The results additionally indicated a positive relationship between Livelihood Empowerment against Poverty (LEAP), Healthcare Utilization (HU), and Old Age Health security (OAHS). Healthcare Utilization (HU) was found to have bridged the gap between the LEAP and OAHS. The LEAP policy caused an increase in Health Utilization and, subsequently, an increase in old age health security (OAHS). The result from the mediating analysis showed the complete pathway from LEAP to HU to OAHS was significant (z = 12.94, p = 0.000), indicating that HU partially mediates the effects of the independent variable and the dependent variable.
Our results demonstrate that, the livelihood and empowerment against poverty program which provides monthly cash transfers to the older adults plays a significant role in supporting the older adults to access the healthcare facilities in the communities. This program has both direct and indirect significant positive influence on the older adults’ health Security. The older adults are the groups that have been identified to have high rate of healthcare utilization due to their health status needs, susceptibility to frequent illness, weak immune systems, and high risk to falling sick. Through the LEAP program, the results show that, their health security has also been improved.

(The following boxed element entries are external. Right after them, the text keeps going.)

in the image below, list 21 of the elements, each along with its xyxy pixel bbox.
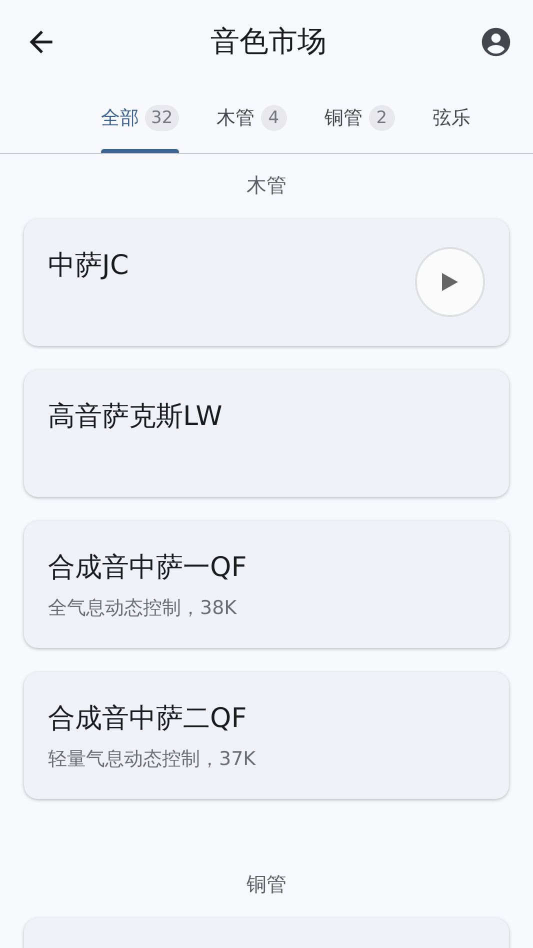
sound-name: 合成音中萨二QF: [48, 702, 248, 736]
sound-name: 高音萨克斯LW: [48, 400, 222, 434]
category-tab[interactable]: 铜管 2: [324, 83, 395, 153]
section-header: 铜管: [246, 871, 286, 898]
sound-card[interactable]: 合成音中萨一QF 全气息动态控制，38K: [24, 521, 509, 648]
count-badge: 2: [368, 105, 395, 131]
sound-card[interactable]: 合成音中萨二QF 轻量气息动态控制，37K: [24, 672, 509, 799]
sound-description: 轻量气息动态控制，37K: [48, 747, 256, 772]
sound-description: 全气息动态控制，38K: [48, 596, 238, 621]
sound-name: 合成音中萨一QF: [48, 551, 247, 585]
page-title: 音色市场: [210, 22, 326, 60]
category-tab[interactable]: 弦乐: [432, 83, 471, 153]
section-header: 木管: [246, 172, 286, 199]
count-badge: 4: [260, 105, 287, 131]
sound-card[interactable]: 中萨JC: [24, 219, 509, 346]
play-icon: [441, 272, 459, 292]
count-badge: 32: [145, 105, 179, 131]
sound-name: 中萨JC: [48, 249, 129, 283]
category-tab[interactable]: 木管 4: [216, 83, 287, 153]
category-tab[interactable]: 全部 32: [101, 83, 179, 153]
sound-card[interactable]: 高音萨克斯LW: [24, 370, 509, 497]
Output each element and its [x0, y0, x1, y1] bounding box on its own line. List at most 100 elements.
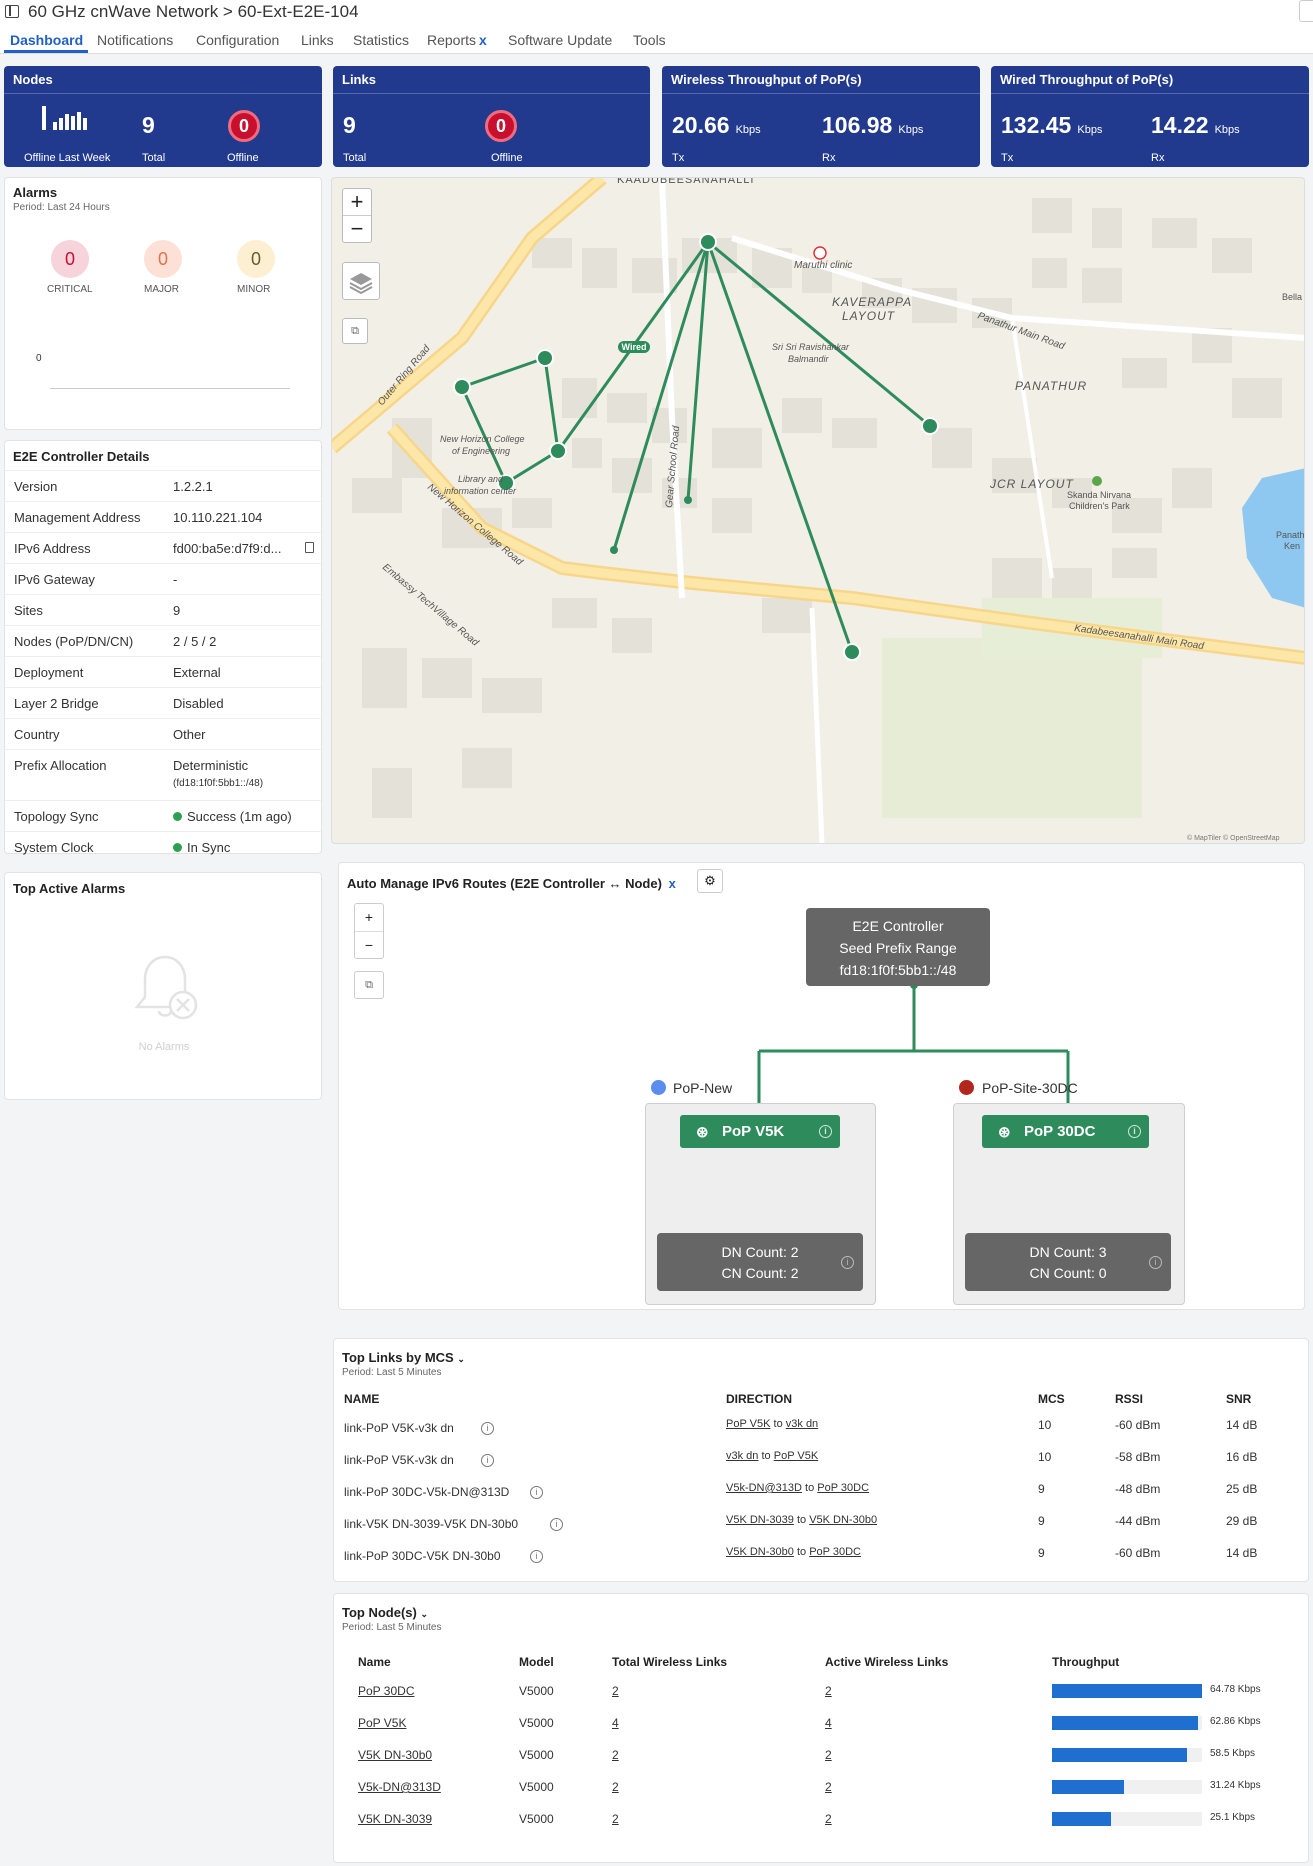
col-direction[interactable]: DIRECTION: [726, 1392, 792, 1406]
detail-value: Deterministic: [173, 758, 249, 773]
total-links-link[interactable]: 2: [612, 1780, 619, 1794]
col-model[interactable]: Model: [519, 1655, 554, 1669]
node-name-link[interactable]: V5k-DN@313D: [358, 1780, 441, 1794]
dn-cn-count-box[interactable]: DN Count: 2 CN Count: 2 i: [657, 1233, 863, 1291]
tab-dashboard[interactable]: Dashboard: [10, 32, 83, 48]
network-map[interactable]: Wired KAADUBEESANAHALLI Maruthi clinic K…: [331, 177, 1305, 844]
rssi-value: -58 dBm: [1115, 1450, 1161, 1464]
wireless-card-title: Wireless Throughput of PoP(s): [662, 66, 980, 94]
tab-tools[interactable]: Tools: [633, 32, 666, 48]
tab-notifications[interactable]: Notifications: [97, 32, 173, 48]
info-icon[interactable]: i: [530, 1550, 543, 1563]
tab-reports[interactable]: Reports x: [427, 32, 487, 48]
critical-alarm-count[interactable]: 0: [51, 240, 89, 278]
active-links-link[interactable]: 2: [825, 1812, 832, 1826]
detail-row-ipv6-gateway: IPv6 Gateway -: [5, 563, 323, 594]
link-direction: v3k dn to PoP V5K: [726, 1450, 818, 1462]
map-expand-button[interactable]: ⧉: [342, 318, 368, 344]
active-links-link[interactable]: 2: [825, 1748, 832, 1762]
active-tab-indicator: [4, 50, 88, 53]
alarms-period: Period: Last 24 Hours: [13, 202, 110, 213]
direction-from-link[interactable]: V5k-DN@313D: [726, 1482, 802, 1494]
info-icon[interactable]: i: [1149, 1256, 1162, 1269]
node-name-link[interactable]: PoP V5K: [358, 1716, 406, 1730]
external-x-icon: x: [479, 32, 487, 48]
major-alarm-count[interactable]: 0: [144, 240, 182, 278]
pop-node-button[interactable]: ⊛ PoP V5K i: [680, 1115, 840, 1148]
table-row: PoP 30DC V5000 2 2 64.78 Kbps: [334, 1684, 1310, 1716]
e2e-controller-node[interactable]: E2E Controller Seed Prefix Range fd18:1f…: [806, 908, 990, 986]
total-links-link[interactable]: 2: [612, 1748, 619, 1762]
total-links-link[interactable]: 2: [612, 1684, 619, 1698]
total-links-link[interactable]: 2: [612, 1812, 619, 1826]
tab-software-update[interactable]: Software Update: [508, 32, 612, 48]
wired-tx-value: 132.45: [1001, 112, 1072, 138]
controller-line3: fd18:1f0f:5bb1::/48: [839, 962, 957, 978]
map-zoom-out-button[interactable]: −: [343, 216, 371, 243]
col-name[interactable]: Name: [358, 1655, 391, 1669]
top-nodes-title[interactable]: Top Node(s) ⌄: [342, 1605, 428, 1620]
minor-alarm-count[interactable]: 0: [237, 240, 275, 278]
tab-statistics[interactable]: Statistics: [353, 32, 409, 48]
mcs-value: 9: [1038, 1546, 1045, 1560]
direction-from-link[interactable]: V5K DN-30b0: [726, 1546, 794, 1558]
sidebar-toggle-icon[interactable]: [5, 5, 19, 18]
col-throughput[interactable]: Throughput: [1052, 1655, 1119, 1669]
throughput-value: 58.5 Kbps: [1210, 1748, 1256, 1759]
dn-cn-count-box[interactable]: DN Count: 3 CN Count: 0 i: [965, 1233, 1171, 1291]
main-road: [386, 423, 1304, 665]
corner-button[interactable]: [1299, 0, 1313, 22]
tab-links[interactable]: Links: [301, 32, 334, 48]
tab-configuration[interactable]: Configuration: [196, 32, 279, 48]
wireless-tx: 20.66 Kbps: [672, 112, 761, 139]
direction-to-link[interactable]: v3k dn: [786, 1418, 818, 1430]
col-name[interactable]: NAME: [344, 1392, 379, 1406]
col-snr[interactable]: SNR: [1226, 1392, 1251, 1406]
mcs-value: 9: [1038, 1482, 1045, 1496]
node-name-link[interactable]: PoP 30DC: [358, 1684, 414, 1698]
node-name-link[interactable]: V5K DN-30b0: [358, 1748, 432, 1762]
green-area: [882, 638, 1142, 818]
info-icon[interactable]: i: [481, 1454, 494, 1467]
top-links-title[interactable]: Top Links by MCS ⌄: [342, 1350, 465, 1365]
copy-icon[interactable]: [305, 542, 314, 553]
pop-node-label: PoP 30DC: [1024, 1123, 1096, 1140]
direction-to-link[interactable]: V5K DN-30b0: [809, 1514, 877, 1526]
active-links-link[interactable]: 2: [825, 1684, 832, 1698]
node-name-link[interactable]: V5K DN-3039: [358, 1812, 432, 1826]
map-zoom-in-button[interactable]: +: [343, 189, 371, 216]
col-total-wireless-links[interactable]: Total Wireless Links: [612, 1655, 727, 1669]
pop-node-button[interactable]: ⊛ PoP 30DC i: [982, 1115, 1149, 1148]
active-links-link[interactable]: 2: [825, 1780, 832, 1794]
info-icon[interactable]: i: [481, 1422, 494, 1435]
critical-label: CRITICAL: [47, 284, 93, 295]
total-links-link[interactable]: 4: [612, 1716, 619, 1730]
direction-from-link[interactable]: V5K DN-3039: [726, 1514, 794, 1526]
detail-value: -: [173, 572, 178, 587]
active-links-link[interactable]: 4: [825, 1716, 832, 1730]
direction-to-word: to: [773, 1418, 783, 1430]
col-active-wireless-links[interactable]: Active Wireless Links: [825, 1655, 948, 1669]
wireless-rx-value: 106.98: [822, 112, 893, 138]
direction-to-link[interactable]: PoP 30DC: [817, 1482, 869, 1494]
info-icon[interactable]: i: [550, 1518, 563, 1531]
info-icon[interactable]: i: [841, 1256, 854, 1269]
rssi-value: -44 dBm: [1115, 1514, 1161, 1528]
col-mcs[interactable]: MCS: [1038, 1392, 1065, 1406]
col-rssi[interactable]: RSSI: [1115, 1392, 1143, 1406]
map-layers-button[interactable]: [342, 262, 380, 300]
chevron-down-icon: ⌄: [457, 1354, 465, 1364]
direction-from-link[interactable]: PoP V5K: [726, 1418, 770, 1430]
direction-from-link[interactable]: v3k dn: [726, 1450, 758, 1462]
info-icon[interactable]: i: [530, 1486, 543, 1499]
detail-value: In Sync: [173, 840, 230, 855]
wired-tx-unit: Kbps: [1077, 124, 1103, 136]
info-icon[interactable]: i: [1128, 1125, 1141, 1138]
controller-line1: E2E Controller: [852, 918, 944, 934]
links-card: Links 9 Total 0 Offline: [333, 66, 650, 167]
minor-label: MINOR: [237, 284, 271, 295]
direction-to-link[interactable]: PoP V5K: [774, 1450, 818, 1462]
cn-count: CN Count: 2: [721, 1265, 799, 1281]
direction-to-link[interactable]: PoP 30DC: [809, 1546, 861, 1558]
info-icon[interactable]: i: [819, 1125, 832, 1138]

The findings from this study therefore offers a strong implication for extended empirical and theoretical understanding of social support systems, healthcare utilization, wellness, health among the older adults from a developing country’s perspective. The findings further provide support and guide to inform relevant policy on health and ageing, healthcare utilization and health security of the population. These findings from the study also inform a new direction of research in the areas of ageing and healthcare utilization and individual health outcome studies in the developing countries.
The study recommends that there is a need for more efforts to maintain the LEAP program. Future studies may focus on the impact of Ghana’s National Health Insurance Scheme on old age health security. It is finally recommended that local governments mobilize resources from their localities and distribute the LEAP funds to the beneficiaries instead of depending on central governments to avoid a delay in disbursement.